The GTA housing market experienced robust activity in July, as more prospective home buyers tapped into the market while new listings declined compared to July 2018.
The Toronto Real Estate Board (TREB) reported a total of 8,595 transactions over the course of July, marking a 24.3% year-over-year increase. Meanwhile, the number of new listings brought to market increased by a mere 3.7%. Buyers now find themselves on the edge of a sellers’ market, with a sales-to-new-listings ratio (SNLR) of 59%. This ratio, which measures the level of competition in a given market, is up by 10% from July 2018. This shows that there is an expanding supply and demand gap resulting in a 3.2% increase in average home prices, now reported at $806,755.
Undersupply Could Prompt Price Increases
John DiMichele, the CEO of TREB, voices concern over the lack of housing in Toronto. He explains that demand is high as buyers previously sidelined by the mortgage stress test are returning with renewed determination, and migration to the GTA is constant.
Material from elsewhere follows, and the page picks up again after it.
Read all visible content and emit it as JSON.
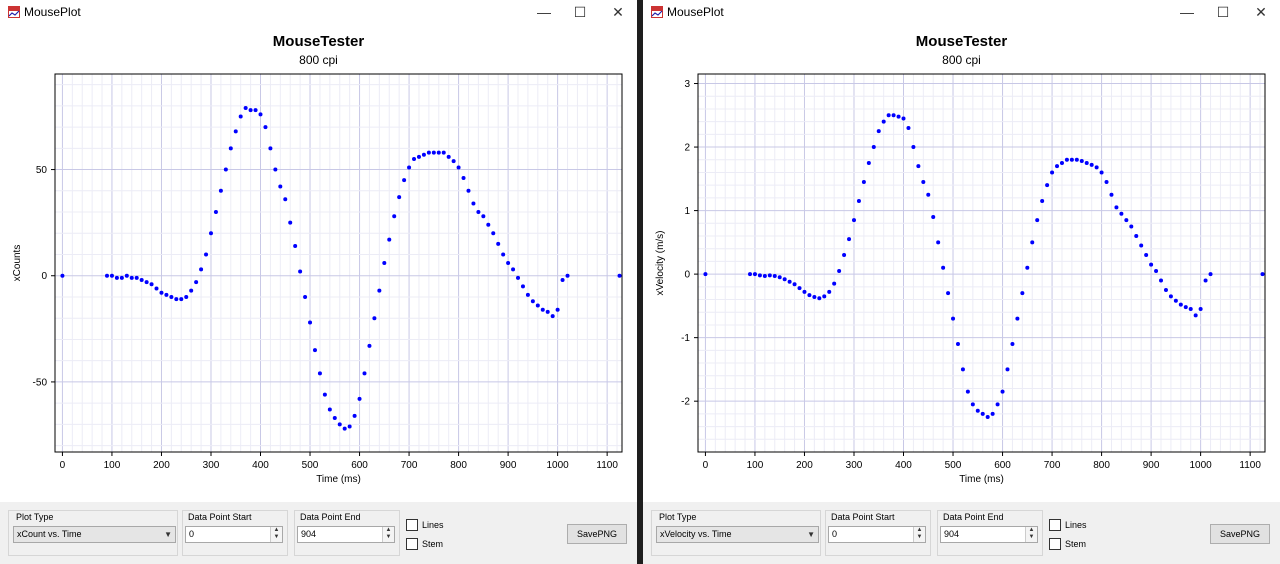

“While the OSFI mortgage stress test has clearly had an impact on the number of home sales over the last year and a half, for most GTA residents the goal of homeownership has not diminished,” he stated. “In fact, we’re seeing growing pent-up demand for ownership housing, especially as the number of GTA households continues to increase by 40,000 to 50,000 due to strong population growth.”
He fears that undersupply will push home values to unattainable heights, despite new initiatives from both the City of Toronto and the province to boost supply and offer relief.
Booming Sales in the 416 and 905
Increased sales activity was felt throughout the GTA, with the most notable growth experienced in the 905 markets. Transactions in these areas were up by 25% in July with 5,485 homes changing hands, outpacing a 2.8% increase in new listings, and pushing the average home price up 4% to $787,937. Buyer conditions were also reported to be balanced, with a SNLR of 56%.
In the City of Toronto proper, sales rose by 20.8% with a total of 3,110 transactions. While new listings increased by 5.5%, that’s not enough to manage the high demand. This puts the SNLR in sellers’ territory at 65%, and the average home up by 1.8% to $839,943.
Price Growth Among Condos, Townhouses, and Semis
The MLS Home Price Index, which measures the overall value of homes sold, also rose 4.4%. TREB, however, points out that the majority of price growth is happening in the multi-family segment, such as condos for sale in North York, while average prices in the area remain relatively flat. This indicates that the demand is strongest for the most affordable, entry-level home types.
TREB’s chief market analyst points out that the single-detached market segment, such as houses for sale in North York, have been impacted most by the mortgage stress test. As a result, they have been experiencing slower price growth.